Macromolecular dynamics of sulfonated poly(styrene- b-ethylene- ran-butylene- b-styrene) block copolymers by broadband dielectric spectroscopy

• Published in: European polymer journal Vol. 47; no. 10; pp. 1936 - 1948
• Main Authors: Chen, Hongying, Hassan, Mohammad K., Peddini, Sateesh K., Mauritz, Kenneth A.
• Format: Journal Article
• Language: English
• Published: Kidlington Elsevier Ltd 01.10.2011; Elsevier
• Subjects: Applied sciences; Blocking; Conductivity; Dielectric constant; Dielectric spectroscopy; Electrical, magnetic and optical properties; Exact sciences and technology; Glass transition; Mathematical analysis; Organic polymers; Permittivity; Phases; Physicochemistry of polymers; Polystyrene resins; Properties and characterization; Relaxations; SEBS block copolymers; Spectra; Sulfonation; SEBS block copolymers; Conductivity; Sulfonation; Dielectric spectroscopy; Relaxations; Terpolymer; Electrical properties; Ionic conductivity; Butadiene derivative copolymer; Experimental study; Segmental movement; Molecular relaxation; Dielectric relaxation; Saturated copolymer; Triblock copolymer; Styrenesulfonate copolymer; Styrene copolymer
• ISSN: 0014-3057; 1873-1945
• DOI: 10.1016/j.eurpolymj.2011.07.005

ε″- f- T response surface for 11.7% sulfonated SEBS. [Display omitted] ► Chain dynamics of sulfonated SEBS were investigated by dielectric spectroscopy. ► Kramers–Krönig transformation was used to calculate conductivity-free spectra. ► S block relaxation time correlated with conductivity via fractional DSE equation.
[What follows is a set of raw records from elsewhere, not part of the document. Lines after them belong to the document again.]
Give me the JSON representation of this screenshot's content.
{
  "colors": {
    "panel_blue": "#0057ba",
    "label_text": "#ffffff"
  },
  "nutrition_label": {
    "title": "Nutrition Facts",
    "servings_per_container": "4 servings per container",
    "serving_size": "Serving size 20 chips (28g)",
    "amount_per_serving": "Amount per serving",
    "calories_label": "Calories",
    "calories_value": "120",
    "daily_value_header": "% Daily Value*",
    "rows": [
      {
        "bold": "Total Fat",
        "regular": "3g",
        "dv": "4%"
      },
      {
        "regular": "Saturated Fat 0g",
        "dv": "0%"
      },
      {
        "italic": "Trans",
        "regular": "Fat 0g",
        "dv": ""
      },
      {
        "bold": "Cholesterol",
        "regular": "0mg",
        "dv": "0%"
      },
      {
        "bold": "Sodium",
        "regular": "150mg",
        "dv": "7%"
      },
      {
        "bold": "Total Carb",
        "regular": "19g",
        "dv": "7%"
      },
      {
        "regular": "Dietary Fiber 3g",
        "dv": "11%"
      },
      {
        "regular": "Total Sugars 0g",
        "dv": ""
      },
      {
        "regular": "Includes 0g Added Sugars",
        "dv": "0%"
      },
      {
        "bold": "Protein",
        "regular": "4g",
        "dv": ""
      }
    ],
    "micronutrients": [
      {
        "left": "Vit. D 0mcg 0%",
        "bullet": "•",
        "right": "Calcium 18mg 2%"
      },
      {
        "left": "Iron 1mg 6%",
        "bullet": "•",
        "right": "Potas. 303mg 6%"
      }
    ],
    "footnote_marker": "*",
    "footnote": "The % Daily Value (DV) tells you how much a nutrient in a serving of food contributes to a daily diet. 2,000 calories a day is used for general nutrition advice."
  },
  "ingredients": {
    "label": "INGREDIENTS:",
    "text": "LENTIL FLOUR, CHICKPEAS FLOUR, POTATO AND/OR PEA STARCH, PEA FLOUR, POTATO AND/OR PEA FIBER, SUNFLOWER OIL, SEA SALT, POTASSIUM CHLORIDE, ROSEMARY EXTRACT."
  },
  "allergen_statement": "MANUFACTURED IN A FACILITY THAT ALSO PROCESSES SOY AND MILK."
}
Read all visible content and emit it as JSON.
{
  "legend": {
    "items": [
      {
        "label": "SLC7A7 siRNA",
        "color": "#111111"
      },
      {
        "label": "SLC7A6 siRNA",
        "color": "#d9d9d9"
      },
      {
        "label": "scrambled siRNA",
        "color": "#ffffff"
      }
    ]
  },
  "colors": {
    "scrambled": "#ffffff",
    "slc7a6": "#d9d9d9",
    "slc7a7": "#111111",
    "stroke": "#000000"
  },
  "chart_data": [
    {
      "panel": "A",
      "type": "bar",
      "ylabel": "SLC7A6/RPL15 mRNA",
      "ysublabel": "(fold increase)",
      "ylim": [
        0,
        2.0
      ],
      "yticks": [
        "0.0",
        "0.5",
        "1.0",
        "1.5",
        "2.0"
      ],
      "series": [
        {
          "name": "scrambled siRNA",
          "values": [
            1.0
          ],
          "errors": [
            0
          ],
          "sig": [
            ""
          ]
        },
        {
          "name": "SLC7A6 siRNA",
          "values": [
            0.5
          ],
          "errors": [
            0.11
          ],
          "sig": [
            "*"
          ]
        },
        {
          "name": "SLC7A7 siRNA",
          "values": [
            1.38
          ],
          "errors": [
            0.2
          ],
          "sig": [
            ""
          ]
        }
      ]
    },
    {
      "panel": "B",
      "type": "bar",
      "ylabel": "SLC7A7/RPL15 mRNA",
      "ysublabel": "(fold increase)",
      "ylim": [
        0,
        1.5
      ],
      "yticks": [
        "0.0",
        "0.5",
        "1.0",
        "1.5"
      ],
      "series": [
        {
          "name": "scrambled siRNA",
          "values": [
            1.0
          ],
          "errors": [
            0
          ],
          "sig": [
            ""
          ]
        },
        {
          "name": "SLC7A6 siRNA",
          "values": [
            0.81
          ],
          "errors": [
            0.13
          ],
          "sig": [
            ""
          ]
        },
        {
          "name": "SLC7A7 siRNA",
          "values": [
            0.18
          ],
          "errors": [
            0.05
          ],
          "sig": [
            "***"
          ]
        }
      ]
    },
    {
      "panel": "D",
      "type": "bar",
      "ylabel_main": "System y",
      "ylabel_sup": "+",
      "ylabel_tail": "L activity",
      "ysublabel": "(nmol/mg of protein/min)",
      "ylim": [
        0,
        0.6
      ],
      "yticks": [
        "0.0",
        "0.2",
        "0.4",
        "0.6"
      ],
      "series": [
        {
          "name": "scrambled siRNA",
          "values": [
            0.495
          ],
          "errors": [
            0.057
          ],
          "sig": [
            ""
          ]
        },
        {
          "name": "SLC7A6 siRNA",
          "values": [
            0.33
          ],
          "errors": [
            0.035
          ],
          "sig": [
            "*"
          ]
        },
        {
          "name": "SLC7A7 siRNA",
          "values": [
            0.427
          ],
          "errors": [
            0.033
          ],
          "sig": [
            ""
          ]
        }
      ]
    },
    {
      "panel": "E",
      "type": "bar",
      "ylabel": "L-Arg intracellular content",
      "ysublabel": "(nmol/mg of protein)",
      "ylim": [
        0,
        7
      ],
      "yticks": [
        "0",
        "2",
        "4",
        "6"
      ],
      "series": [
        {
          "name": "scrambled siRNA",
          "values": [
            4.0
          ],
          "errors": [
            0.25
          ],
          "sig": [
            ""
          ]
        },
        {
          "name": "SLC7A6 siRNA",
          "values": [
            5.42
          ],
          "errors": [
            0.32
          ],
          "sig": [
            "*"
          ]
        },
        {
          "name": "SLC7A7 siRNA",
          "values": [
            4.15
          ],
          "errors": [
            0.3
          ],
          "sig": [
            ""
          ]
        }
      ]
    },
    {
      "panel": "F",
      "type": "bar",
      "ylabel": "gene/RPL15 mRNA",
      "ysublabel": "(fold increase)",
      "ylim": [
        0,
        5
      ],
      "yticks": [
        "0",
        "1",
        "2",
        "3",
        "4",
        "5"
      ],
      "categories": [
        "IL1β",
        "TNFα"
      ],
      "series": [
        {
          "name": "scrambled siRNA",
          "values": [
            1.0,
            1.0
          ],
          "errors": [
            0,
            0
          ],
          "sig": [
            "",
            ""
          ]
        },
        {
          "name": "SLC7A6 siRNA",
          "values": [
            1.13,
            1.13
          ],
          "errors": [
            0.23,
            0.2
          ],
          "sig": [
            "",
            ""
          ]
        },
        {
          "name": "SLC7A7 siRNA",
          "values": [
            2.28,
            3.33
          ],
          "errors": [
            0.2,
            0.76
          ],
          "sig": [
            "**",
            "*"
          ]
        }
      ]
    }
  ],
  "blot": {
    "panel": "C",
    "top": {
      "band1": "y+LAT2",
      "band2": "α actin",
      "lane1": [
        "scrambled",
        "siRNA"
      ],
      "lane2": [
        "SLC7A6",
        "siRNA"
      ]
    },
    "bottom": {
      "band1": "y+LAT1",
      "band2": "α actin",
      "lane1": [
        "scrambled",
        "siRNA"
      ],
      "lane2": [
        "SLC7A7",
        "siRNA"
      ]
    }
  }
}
Macromolecular dynamics of sulfonated poly(styrene- b-ethylene- ran-butylene- b-styrene) (sSEBS) triblock copolymers were investigated using broadband dielectric spectroscopy (BDS). Two main relaxations corresponding to the glass transitions in the EB and S block phases were identified and their temperature dependences were VFT-like. T g for the S block phase shifted to higher temperature due to restrictions on chain mobility caused by hydrogen bonded SO 3H groups. While the EB block phase T g appeared to remain constant with degree of sulfonation in DMA experiments, it shifted somewhat upward in BDS spectra. A low temperature relaxation beneath the glass transition of the EB block phase was attributed to short range chain motions. The Kramers–Krönig integral transformation was used to calculate conductivity-free loss permittivity spectra from real permittivity spectra to enhance true relaxation peaks. A loss permittivity peak tentatively assigned to relaxation of internal S-EB interfacial polarization was seen at temperatures above the S block phase glass transition, and the temperature dependence of this relaxation was VFT-like. The fragilities of the EB and S block domains in sulfonated SEBS decreased after sulfonation. The temperature dependence of the dc conduction contribution to sSEBS loss spectra also followed VFT-like behavior and S block segmental relaxation time correlated well with conductivity according to the fractional Debye–Stokes–Einstein equation.